The International Code Council (ICC) is a non-profit that develops the building code recommendations that often serve as the basis for states’ own codes. Massachusetts’s building code, for example, is based on the ICC’s 2009 International Building Code. Most state and local codes can be found online; Florida’s is here.

The National Hurricane Center, run by the National Oceanic and Atmospheric Administration (NOAA), has the latest data on tropical storms as well as historical resources.

The Florida Catastrophic Storm Risk Management Center at Florida State University helps the state respond to major storms.

In May 2016, the White House hosted a conference “to highlight the critical role of building codes in furthering community resilience and the importance of incorporating resilience and the future impacts of climate change in the codes and standards development process.”

The Miami Herald’s coverage of Hurricane Andrew’s devastation, and how Florida’s building code had become too lax in the years running up to the storm, won the paper a Pulitzer Prize for Public Service Journalism. See the series here.

Other research:

For their model, the authors assumed that the wind hazard as measured between 2001 and 2010 would not substantively change over the next 50 years. But researchers project that hurricanes are likely to grow more violent due to climate change.

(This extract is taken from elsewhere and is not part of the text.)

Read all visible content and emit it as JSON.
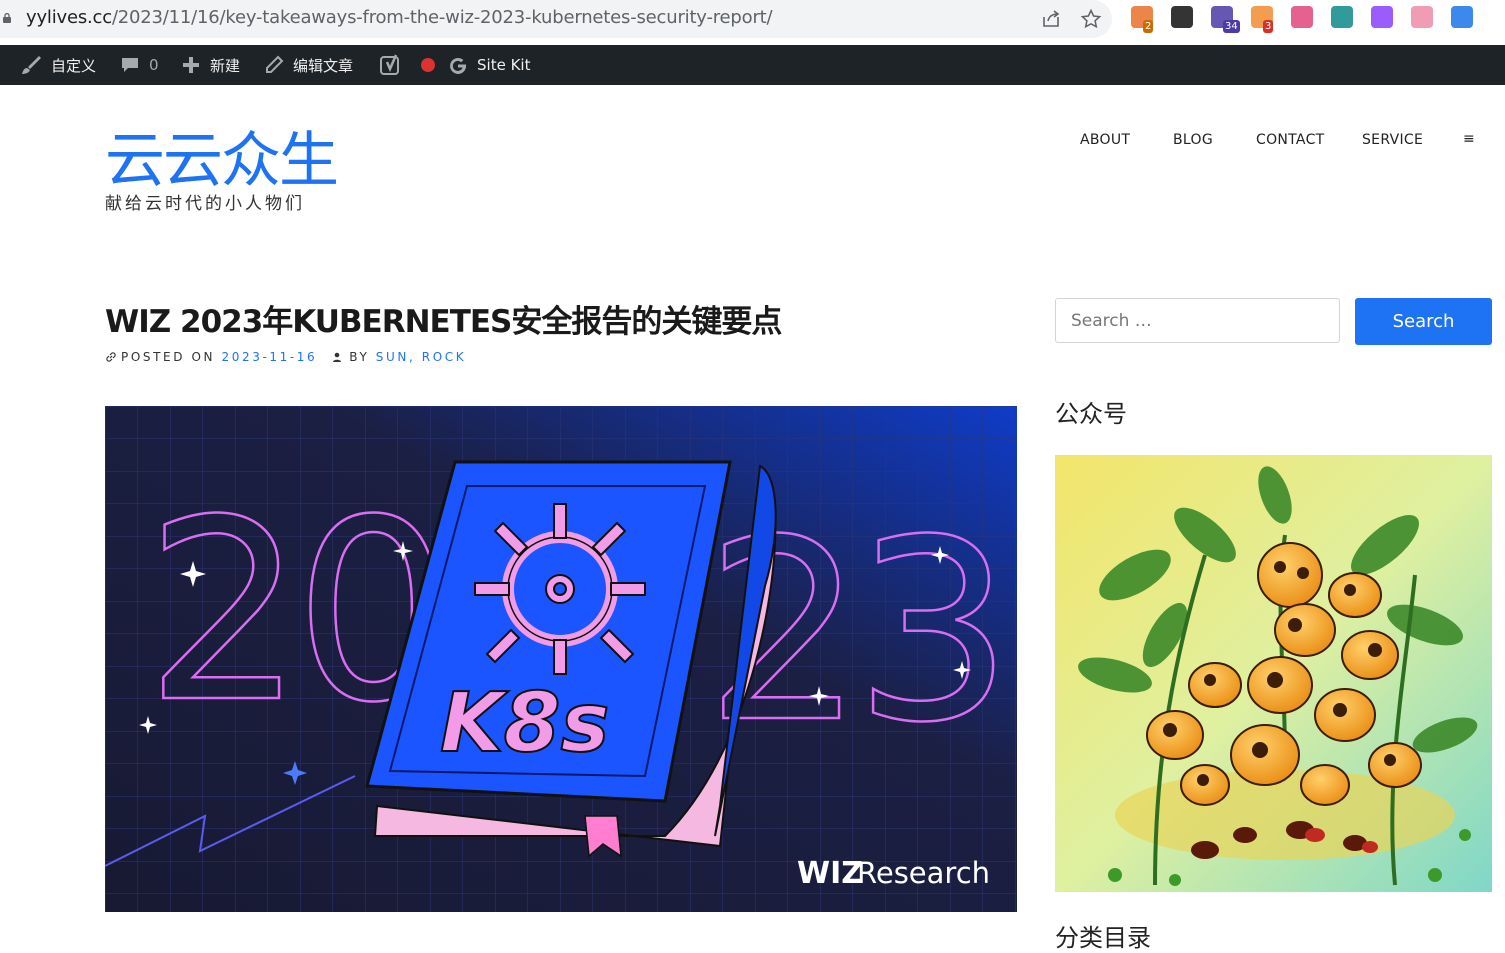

Building codes can save electricity, a 2013 study in the Review of Economics and Statistics finds.

A relaxation of coastal building standards before Hurricane Charley hit Florida in 2004 is linked to greater damage to homes near the coast, according to this 2013 paper in Land Economics.

We have profiled research on community adaptation to climate change, predicting where the seas are rising fastest and estimating future hurricane damage. We’ve also published a tip sheet on housing-price data.